Como, cannabis light: ecco il distributore automatico

Basta avere 18 anni. L’ira della Lega in Comune, ma il gestore: "Tutto in regola"

Distributore automatico di cannabis light

Distributore automatico di cannabis light

Como, 14 maggio 2019 - Un tempo, per comprare prodotti a base di canapa light occorreva andare in Svizzera, entrare in un negozio e consumare tutto sul posto per evitare di incappare nei controlli alla dogana e finire segnalati come utilizzatori abituali o, peggio, come spacciatori in Questura. Adesso, mentre i vicini elvetici hanno fatto una vistosa retromarcia, di qua del confine è diventato tutto molto più semplice. E a Como, in pieno centro, è stato inaugurato in questi giorni il primo self-service di canapa light, aperto in via Fontana, a due passi dal salotto di piazza Cavour. Accade proprio nella città dove l’amministrazione di centrodestra ha fatto della battaglia per la sicurezza e il controllo del centro storico la priorità, anche con sanzioni e daspo urbani. E la novità non ha fatto piacere alla giunta, che sugli shop di canapa “leggera” ricalca la posizione del ministro dell’Interno Matteo Salvini, orientato a «far chiudere tutti questi negozi». «Dobbiamo tutelare i giovani e le persone più fragili, ma anche tutti quelli che potrebbero intraprendere la strada della dipendenza proprio avvicinandosi facilmente all’uso di queste sostanze – spiega la vicesindaco Alessandra Locatelli, che è anche parlamentare della Lega –. Questi luoghi sono il frutto di politiche di tolleranza e liberalizzazione che non ci appartengono e che non portano a nulla di buono, mettono solo a rischio la salute di tutti».

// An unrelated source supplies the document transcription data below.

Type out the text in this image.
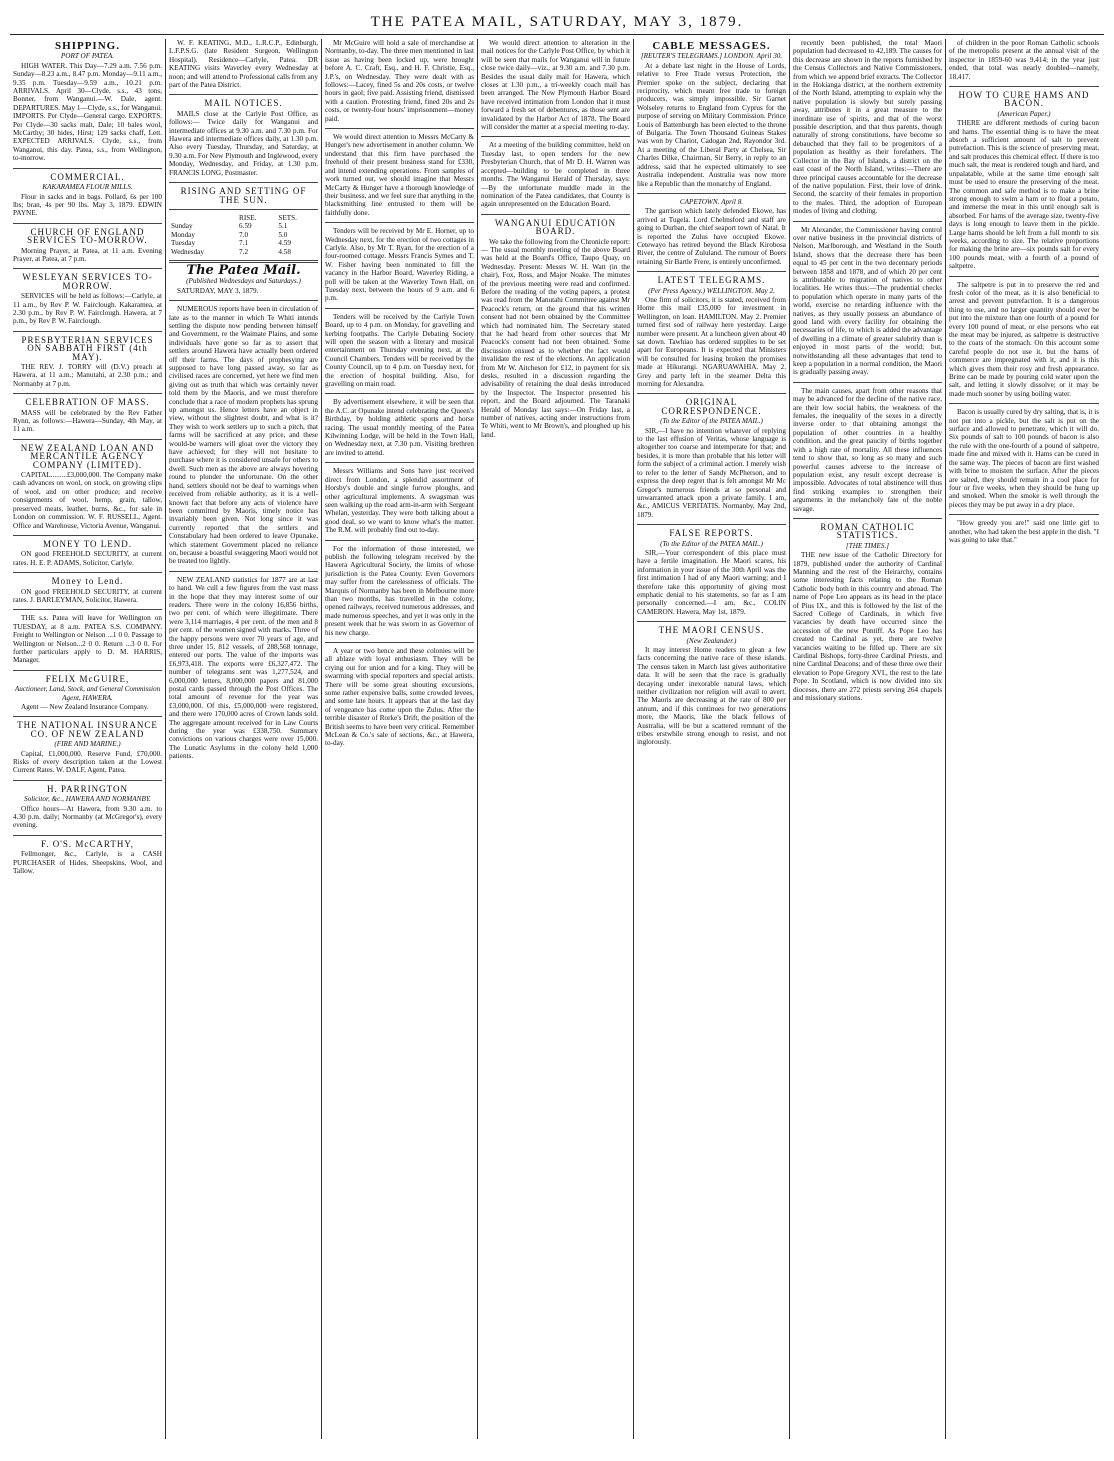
THE PATEA MAIL, SATURDAY, MAY 3, 1879.
SHIPPING.
PORT OF PATEA.

HIGH WATER. This Day—7.29 a.m. 7.56 p.m. Sunday—8.23 a.m., 8.47 p.m. Monday—9.11 a.m., 9.35 p.m. Tuesday—9.59 a.m., 10.21 p.m. ARRIVALS. April 30—Clyde, s.s., 43 tons, Bonner, from Wanganui.—W. Dale, agent. DEPARTURES. May 1—Clyde, s.s., for Wanganui. IMPORTS. Per Clyde—General cargo. EXPORTS. Per Clyde—30 sacks malt, Dale; 10 bales wool, McCarthy; 30 hides, Hirst; 129 sacks chaff, Lett. EXPECTED ARRIVALS. Clyde, s.s., from Wanganui, this day. Patea, s.s., from Wellington, to-morrow.

COMMERCIAL.
KAKARAMEA FLOUR MILLS.

Flour in sacks and in bags. Pollard, 6s per 100 lbs; bran, 4s per 90 lbs. May 3, 1879. EDWIN PAYNE.

CHURCH OF ENGLAND SERVICES TO-MORROW.

Morning Prayer, at Patea, at 11 a.m. Evening Prayer, at Patea, at 7 p.m.

WESLEYAN SERVICES TO-MORROW.

SERVICES will be held as follows:—Carlyle, at 11 a.m., by Rev P. W. Fairclough. Kakaramea, at 2.30 p.m., by Rev P. W. Fairclough. Hawera, at 7 p.m., by Rev P. W. Fairclough.

PRESBYTERIAN SERVICES ON SABBATH FIRST (4th MAY).

THE REV. J. TORRY will (D.V.) preach at Hawera, at 11 a.m.; Manutahi, at 2.30 p.m.; and Normanby at 7 p.m.

CELEBRATION OF MASS.

MASS will be celebrated by the Rev Father Rynn, as follows:—Hawera—Sunday, 4th May, at 11 a.m.

NEW ZEALAND LOAN AND MERCANTILE AGENCY COMPANY (LIMITED).

CAPITAL.........£3,000,000. The Company make cash advances on wool, on stock, on growing clips of wool, and on other produce; and receive consignments of wool, hemp, grain, tallow, preserved meats, leather, burns, &c., for sale in London on commission. W. F. RUSSELL, Agent. Office and Warehouse, Victoria Avenue, Wanganui.

MONEY TO LEND.

ON good FREEHOLD SECURITY, at current rates. H. E. P. ADAMS, Solicitor, Carlyle.

Money to Lend.

ON good FREEHOLD SECURITY, at current rates. J. BARLEYMAN, Solicitor, Hawera.

THE s.s. Patea will leave for Wellington on TUESDAY, at 8 a.m. PATEA S.S. COMPANY. Freight to Wellington or Nelson ...1 0 0. Passage to Wellington or Nelson...2 0 0. Return ...3 0 0. For further particulars apply to D. M. HARRIS, Manager.

FELIX McGUIRE,
Auctioneer, Land, Stock, and General Commission Agent, HAWERA.

Agent — New Zealand Insurance Company.

THE NATIONAL INSURANCE CO. OF NEW ZEALAND
(FIRE AND MARINE.)

Capital, £1,000,000. Reserve Fund, £70,000. Risks of every description taken at the Lowest Current Rates. W. DALF, Agent, Patea.

H. PARRINGTON
Solicitor, &c., HAWERA AND NORMANBY.

Office hours—At Hawera, from 9.30 a.m. to 4.30 p.m. daily; Normanby (at McGregor's), every evening.

F. O'S. McCARTHY,

Fellmonger, &c., Carlyle, is a CASH PURCHASER of Hides, Sheepskins, Wool, and Tallow.

W. F. KEATING, M.D., L.R.C.P., Edinburgh, L.F.P.S.G. (late Resident Surgeon, Wellington Hospital). Residence—Carlyle, Patea. DR KEATING visits Waverley every Wednesday at noon; and will attend to Professional calls from any part of the Patea District.

MAIL NOTICES.

MAILS close at the Carlyle Post Office, as follows:— Twice daily for Wanganui and intermediate offices at 9.30 a.m. and 7.30 p.m. For Hawera and intermediate offices daily, at 1.30 p.m. Also every Tuesday, Thursday, and Saturday, at 9.30 a.m. For New Plymouth and Inglewood, every Monday, Wednesday, and Friday, at 1.30 p.m. FRANCIS LONG, Postmaster.

RISING AND SETTING OF THE SUN.
	RISE.	SETS.
Sunday	6.59	5.1
Monday	7.0	5.0
Tuesday	7.1	4.59
Wednesday	7.2	4.58
The Patea Mail.
(Published Wednesdays and Saturdays.)

SATURDAY, MAY 3, 1879.

NUMEROUS reports have been in circulation of late as to the manner in which Te Whiti intends settling the dispute now pending between himself and Government, re the Waimate Plains, and some individuals have gone so far as to assert that settlers around Hawera have actually been ordered off their farms. The days of prophesying are supposed to have long passed away, so far as civilised races are concerned, yet here we find men giving out as truth that which was certainly never told them by the Maoris, and we must therefore conclude that a race of modern prophets has sprung up amongst us. Hence letters have an object in view, without the slightest doubt, and what is it? They wish to work settlers up to such a pitch, that farms will be sacrificed at any price, and these would-be warners will gloat over the victory they have achieved; for they will not hesitate to purchase where it is considered unsafe for others to dwell. Such men as the above are always hovering round to plunder the unfortunate. On the other hand, settlers should not be deaf to warnings when received from reliable authority, as it is a well-known fact that before any acts of violence have been committed by Maoris, timely notice has invariably been given. Not long since it was currently reported that the settlers and Constabulary had been ordered to leave Opunake, which statement Government placed no reliance on, because a boastful swaggering Maori would not be treated too lightly.

NEW ZEALAND statistics for 1877 are at last to hand. We cull a few figures from the vast mass in the hope that they may interest some of our readers. There were in the colony 16,856 births, two per cent. of which were illegitimate. There were 3,114 marriages, 4 per cent. of the men and 8 per cent. of the women signed with marks. Three of the happy persons were over 70 years of age, and three under 15. 812 vessels, of 288,568 tonnage, entered our ports. The value of the imports was £6,973,418. The exports were £6,327,472. The number of telegrams sent was 1,277,524, and 6,000,000 letters, 8,000,000 papers and 81,000 postal cards passed through the Post Offices. The total amount of revenue for the year was £3,000,000. Of this, £5,000,000 were registered, and there were 170,000 acres of Crown lands sold. The aggregate amount received for in Law Courts during the year was £338,750. Summary convictions on various charges were over 15,000. The Lunatic Asylums in the colony held 1,000 patients.

Mr McGuire will hold a sale of merchandise at Normanby, to-day. The three men mentioned in last issue as having been locked up, were brought before A. C. Craft, Esq., and H. F. Christie, Esq., J.P.'s, on Wednesday. They were dealt with as follows:—Lacey, fined 5s and 20s costs, or twelve hours in gaol; five paid. Assisting friend, dismissed with a caution. Protesting friend, fined 20s and 2s costs, or twenty-four hours' imprisonment—money paid.

We would direct attention to Messrs McCarty & Hunger's new advertisement in another column. We understand that this firm have purchased the freehold of their present business stand for £330, and intend extending operations. From samples of work turned out, we should imagine that Messrs McCarty & Hunger have a thorough knowledge of their business, and we feel sure that anything in the blacksmithing line entrusted to them will be faithfully done.

Tenders will be received by Mr E. Horner, up to Wednesday next, for the erection of two cottages in Carlyle. Also, by Mr T. Ryan, for the erection of a four-roomed cottage. Messrs Francis Symes and T. W. Fisher having been nominated to fill the vacancy in the Harbor Board, Waverley Riding, a poll will be taken at the Waverley Town Hall, on Tuesday next, between the hours of 9 a.m. and 6 p.m.

Tenders will be received by the Carlyle Town Board, up to 4 p.m. on Monday, for gravelling and kerbing footpaths. The Carlyle Debating Society will open the season with a literary and musical entertainment on Thursday evening next, at the Council Chambers. Tenders will be received by the County Council, up to 4 p.m. on Tuesday next, for the erection of hospital building. Also, for gravelling on main road.

By advertisement elsewhere, it will be seen that the A.C. at Opunake intend celebrating the Queen's Birthday, by holding athletic sports and horse racing. The usual monthly meeting of the Patea Kilwinning Lodge, will be held in the Town Hall, on Wednesday next, at 7.30 p.m. Visiting brethren are invited to attend.

Messrs Williams and Sons have just received direct from London, a splendid assortment of Horsby's double and single furrow ploughs, and other agricultural implements. A swagsman was seen walking up the road arm-in-arm with Sergeant Whelan, yesterday. They were both talking about a good deal, so we want to know what's the matter. The R.M. will probably find out to-day.

For the information of those interested, we publish the following telegram received by the Hawera Agricultural Society, the limits of whose jurisdiction is the Patea County. Even Governors may suffer from the carelessness of officials. The Marquis of Normanby has been in Melbourne more than two months, has travelled in the colony, opened railways, received numerous addresses, and made numerous speeches, and yet it was only in the present week that he was sworn in as Governor of his new charge.

A year or two hence and these colonies will be all ablaze with loyal enthusiasm. They will be crying out for union and for a king. They will be swarming with special reporters and special artists. There will be some great shouting excursions, some rather expensive balls, some crowded levees, and some late hours. It appears that at the last day of vengeance has come upon the Zulus. After the terrible disaster of Rorke's Drift, the position of the British seems to have been very critical. Remember McLean & Co.'s sale of sections, &c., at Hawera, to-day.

We would direct attention to alteration in the mail notices for the Carlyle Post Office, by which it will be seen that mails for Wanganui will in future close twice daily—viz., at 9.30 a.m. and 7.30 p.m. Besides the usual daily mail for Hawera, which closes at 1.30 p.m., a tri-weekly coach mail has been arranged. The New Plymouth Harbor Board have received intimation from London that it must forward a fresh set of debentures, as those sent are invalidated by the Harbor Act of 1878. The Board will consider the matter at a special meeting to-day.

At a meeting of the building committee, held on Tuesday last, to open tenders for the new Presbyterian Church, that of Mr D. H. Warren was accepted—building to be completed in three months. The Wanganui Herald of Thursday, says:—By the unfortunate muddle made in the nomination of the Patea candidates, that County is again unrepresented on the Education Board.

WANGANUI EDUCATION BOARD.

We take the following from the Chronicle report:— The usual monthly meeting of the above Board was held at the Board's Office, Taupo Quay, on Wednesday. Present: Messrs W. H. Watt (in the chair), Fox, Ross, and Major Noake. The minutes of the previous meeting were read and confirmed. Before the reading of the voting papers, a protest was read from the Manutahi Committee against Mr Peacock's return, on the ground that his written consent had not been obtained by the Committee which had nominated him. The Secretary stated that he had heard from other sources that Mr Peacock's consent had not been obtained. Some discussion ensued as to whether the fact would invalidate the rest of the elections. An application from Mr W. Aitcheson for £12, in payment for six desks, resulted in a discussion regarding the advisability of retaining the dual desks introduced by the Inspector. The Inspector presented his report, and the Board adjourned. The Taranaki Herald of Monday last says:—On Friday last, a number of natives, acting under instructions from Te Whiti, went to Mr Brown's, and ploughed up his land.

CABLE MESSAGES.
[REUTER'S TELEGRAMS.] LONDON. April 30.

At a debate last night in the House of Lords, relative to Free Trade versus Protection, the Premier spoke on the subject, declaring that reciprocity, which meant free trade to foreign producers, was simply impossible. Sir Garnet Wolseley returns to England from Cyprus for the purpose of serving on Military Commission. Prince Louis of Battenburgh has been elected to the throne of Bulgaria. The Town Thousand Guineas Stakes was won by Chariot, Cadogan 2nd, Rayondor 3rd. At a meeting of the Liberal Party at Chelsea, Sir Charles Dilke, Chairman, Sir Berry, in reply to an address, said that he expected ultimately to see Australia independent. Australia was now more like a Republic than the monarchy of England.

CAPETOWN. April 8.

The garrison which lately defended Ekowe, has arrived at Tugela. Lord Chelmsford and staff are going to Durban, the chief seaport town of Natal. It is reported the Zulus have occupied Ekowe. Cetewayo has retired beyond the Black Kirobosa River, the centre of Zululand. The rumour of Boers retaining Sir Bartle Frere, is entirely unconfirmed.

LATEST TELEGRAMS.
(Per Press Agency.) WELLINGTON. May 2.

One firm of solicitors, it is stated, received from Home this mail £35,000 for investment in Wellington, on loan. HAMILTON. May 2. Premier turned first sod of railway here yesterday. Large number were present. At a luncheon given about 40 sat down. Tawhiao has ordered supplies to be set apart for Europeans. It is expected that Ministers will be consulted for leasing broken the promises made at Hikurangi. NGARUAWAHIA. May 2. Grey and party left in the steamer Delta this morning for Alexandra.

ORIGINAL CORRESPONDENCE.
(To the Editor of the PATEA MAIL.)

SIR,—I have no intention whatever of replying to the last effusion of Veritas, whose language is altogether too coarse and intemperate for that; and besides, it is more than probable that his letter will form the subject of a criminal action. I merely wish to refer to the letter of Sandy McPherson, and to express the deep regret that is felt amongst Mr Mc Gregor's numerous friends at so personal and unwarranted attack upon a private family. I am, &c., AMICUS VERITATIS. Normanby, May 2nd, 1879.

FALSE REPORTS.
(To the Editor of the PATEA MAIL.)

SIR,—Your correspondent of this place must have a fertile imagination. He Maori scares, his information in your issue of the 30th April was the first intimation I had of any Maori warning; and I therefore take this opportunity of giving most emphatic denial to his statements, so far as I am personally concerned.—I am, &c., COLIN CAMERON. Hawera, May 1st, 1879.

THE MAORI CENSUS.
(New Zealander.)

It may interest Home readers to glean a few facts concerning the native race of these islands. The census taken in March last gives authoritative data. It will be seen that the race is gradually decaying under inexorable natural laws, which neither civilization nor religion will avail to avert. The Maoris are decreasing at the rate of 800 per annum, and if this continues for two generations more, the Maoris, like the black fellows of Australia, will be but a scattered remnant of the tribes erstwhile strong enough to resist, and not inglorously.

recently been published, the total Maori population had decreased to 42,189. The causes for this decrease are shown in the reports furnished by the Census Collectors and Native Commissioners, from which we append brief extracts. The Collector in the Hokianga district, at the northern extremity of the North Island, attempting to explain why the native population is slowly but surely passing away, attributes it in a great measure to the inordinate use of spirits, and that of the worst possible description, and that thus parents, though naturally of strong constitutions, have become so debauched that they fail to be progenitors of a population as healthy as their forefathers. The Collector in the Bay of Islands, a district on the east coast of the North Island, writes:—There are three principal causes accountable for the decrease of the native population. First, their love of drink. Second, the scarcity of their females in proportion to the males. Third, the adoption of European modes of living and clothing.

Mr Alexander, the Commissioner having control over native business in the provincial districts of Nelson, Marlborough, and Westland in the South Island, shows that the decrease there has been equal to 45 per cent in the two decennary periods between 1858 and 1878, and of which 20 per cent is attributable to migration of natives to other localities. He writes thus:—The prudential checks to population which operate in many parts of the world, exercise no retarding influence with the natives, as they usually possess an abundance of good land with every facility for obtaining the necessaries of life, to which is added the advantage of dwelling in a climate of greater salubrity than is enjoyed in most parts of the world; but, notwithstanding all these advantages that tend to keep a population in a normal condition, the Maori is gradually passing away.

The main causes, apart from other reasons that may be advanced for the decline of the native race, are their low social habits, the weakness of the females, the inequality of the sexes in a directly inverse order to that obtaining amongst the population of other countries in a healthy condition, and the great paucity of births together with a high rate of mortality. All these influences tend to show that, so long as so many and such powerful causes adverse to the increase of population exist, any result except decrease is impossible. Advocates of total abstinence will thus find striking examples to strengthen their arguments in the melancholy fate of the noble savage.

ROMAN CATHOLIC STATISTICS.
[THE TIMES.]

THE new issue of the Catholic Directory for 1879, published under the authority of Cardinal Manning and the rest of the Heirarchy, contains some interesting facts relating to the Roman Catholic body both in this country and abroad. The name of Pope Leo appears as its head in the place of Pius IX., and this is followed by the list of the Sacred College of Cardinals, in which five vacancies by death have occurred since the accession of the new Pontiff. As Pope Leo has created no Cardinal as yet, there are twelve vacancies waiting to be filled up. There are six Cardinal Bishops, forty-three Cardinal Priests, and nine Cardinal Deacons; and of these three owe their elevation to Pope Gregory XVI., the rest to the late Pope. In Scotland, which is now divided into six dioceses, there are 272 priests serving 264 chapels and missionary stations.

of children in the poor Roman Catholic schools of the metropolis present at the annual visit of the inspector in 1859-60 was 9,414; in the year just ended, that total was nearly doubled—namely, 18,417.

HOW TO CURE HAMS AND BACON.
(American Paper.)

THERE are different methods of curing bacon and hams. The essential thing is to have the meat absorb a sufficient amount of salt to prevent putrefaction. This is the science of preserving meat, and salt produces this chemical effect. If there is too much salt, the meat is rendered tough and hard, and unpalatable, while at the same time enough salt must be used to ensure the preserving of the meat. The common and safe method is to make a brine strong enough to swim a ham or to float a potato, and immerse the meat in this until enough salt is absorbed. For hams of the average size, twenty-five days is long enough to leave them in the pickle. Large hams should be left from a full month to six weeks, according to size. The relative proportions for making the brine are—six pounds salt for every 100 pounds meat, with a fourth of a pound of saltpetre.

The saltpetre is put in to preserve the red and fresh color of the meat, as it is also beneficial to arrest and prevent putrefaction. It is a dangerous thing to use, and no larger quantity should ever be put into the mixture than one fourth of a pound for every 100 pound of meat, or else persons who eat the meat may be injured, as saltpetre is destructive to the coats of the stomach. On this account some careful people do not use it, but the hams of commerce are impregnated with it, and it is this which gives them their rosy and fresh appearance. Brine can be made by pouring cold water upon the salt, and letting it slowly dissolve; or it may be made much sooner by using boiling water.

Bacon is usually cured by dry salting, that is, it is not put into a pickle, but the salt is put on the surface and allowed to penetrate, which it will do. Six pounds of salt to 100 pounds of bacon is also the rule with the one-fourth of a pound of saltpetre, made fine and mixed with it. Hams can be cured in the same way. The pieces of bacon are first washed with brine to moisten the surface. After the pieces are salted, they should remain in a cool place for four or five weeks, when they should be hung up and smoked. When the smoke is well through the pieces they may be put away in a dry place.

"How greedy you are!" said one little girl to another, who had taken the best apple in the dish. "I was going to take that."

Ma la polemica non ha arrestato le attività. Il punto vendita funziona come un qualsiasi distributore di sigarette, basta utilizzare la tessera sanitaria che consente di verificare l’età della persona, perché per comprare è obbligatorio essere maggiorenni, e il gioco è fatto. Bancomat, carta di credito e contanti: si digita il numero del prodotto esposto e la macchina lo consegna. In teoria, nessuno spende per fumare. La legge infatti prevede che la cannabis light possa essere prodotta e commercializzata per «ricerca e collezionismo», ma non a «uso ricreativo». Così, ecco essenze per l’ambiente, foglie decorative. Ma di cavillo in cavillo, si scopre che non esiste neppure una legge che impedisca di fumare un profumatore per armadio. Per capirlo, basta rileggersi la sentenza della Corte di Cassazione, depositata il 31 gennaio scorso, in cui si spiega che «non è possibile escludere l’utilizzo dei prodotti per usi non descritti nel testo di legge, di conseguenza non esplicitamente vietati». In pratica la canapa venduta per scopo alimentare e cosmetico si può anche fumare. «L’importante è che il contenuto di Thc - il principio attivo - non superi il limite dello 0,6%, come prevede la legge, nel caso dei nostri prodotti è ancora inferiore perché non va oltre lo 0,2% – spiega Marco Lenzetti di Enjoynt, startup nata per commercializzare prodotti a base di canapa, dalla cannabis all’olio di Cbd, il cui marchio è ben visibile sul distributore –. Anche se l’argomento canapa light suscita ancora contrarietà, i nostri prodotti sono accuratamente testati e sicuri».

Di certo, il prodotto illegale arriva a contenere anche il 15 per cento di sostanza psicoattiva. Una distanza che in Comune a Como non ritengono dirimente. Ma per il momento non c’è alcun provvedimento che limiti l’attività di questi negozi in Italia. Una situazione che rispecchia quella del vicino Canton Ticino, dal 1996 al 2003. Allora, con un’interpretazione permissiva della norma, come oggi in Italia fiorirono circa cento “canapai”. Negozi dove dietro rigorose etichette che spiegavano come servirsi dei “profumatori”, si vendeva canapa in bustina. Bastava sapere - come recitavano le scritte - che la legge vietava di usarne il contenuto come stupefacente. Anni di pendolarismo dello sballo “light” attraverso la frontiera cui un’operazione di polizia mise fine, portando rapidamente alla chiusura di un indotto stimato in mezzo milione di franchi. Quasi vent’anni dopo, è l’Italia a mettersi sulla strada già percorsa dalla Svizzera. E chissà che non cominci un nuovo pendolarismo. Questa volta all’incontrario.